Agora, para entrar em exemplos mais alegres e igualmente eficientes, cito o anúncio que ilustra esse artigo. Um anúncio que, além de possuir um humor relevante, conjuga muito bem imagem e texto, embora nele a imagem seja mais expressiva. Se deixássemos apenas o título do anúncio ("Compatibilidade nunca é um problema para um Macintosh Apple"), que interesse esse trabalho despertaria? A imagem da tartaruga sobre o capacete vem reforçar, dizer mais que qualquer palavra escrita.
Está mantida a discussão. São muitos os exemplos que poderiam enriquecer essa polêmica. O espaço é curto, infelizmente. Por mais palavras que eu ponha, histórias que eu conte. O importante é saber que para a criatividade não há limites. Mesmo que alguns achem que tudo que era para ser dito já foi, que tudo já foi mostrado.

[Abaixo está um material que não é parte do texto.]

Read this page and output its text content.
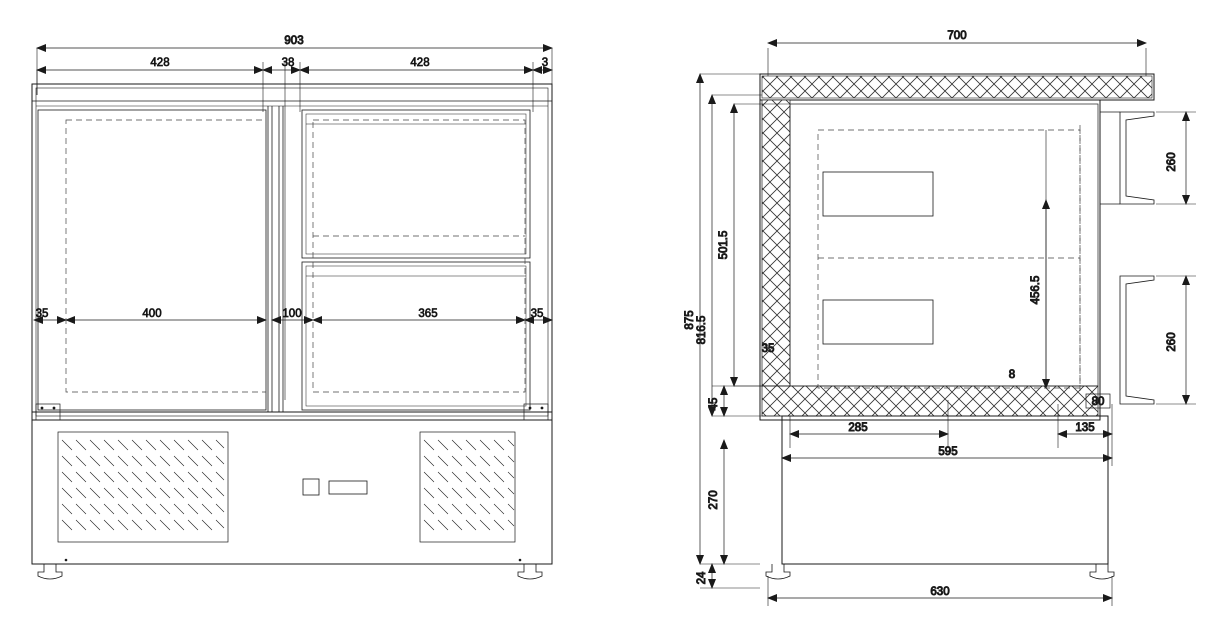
903
428	38	428	3
35	400	100	365	35
700
260
260
501.5
816.5
875
45
270
24
35
456.5
8
80
285	135
595
630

Nós ainda não chegamos nem a arranhar 5% do nosso poder criativo. O público pode aguardar que a criação está cada vez mais próxima da linguagem do povo, pronta para oferecer gostosas surpresas gráficas, como essa da tartaruga.
Principalmente quando estiverem com a palavra diretores de arte e redatores com o brilho e os prêmios dos profissionais brasileiros. Profissionais que já estão formando uma nova geração de talentos por aí afora.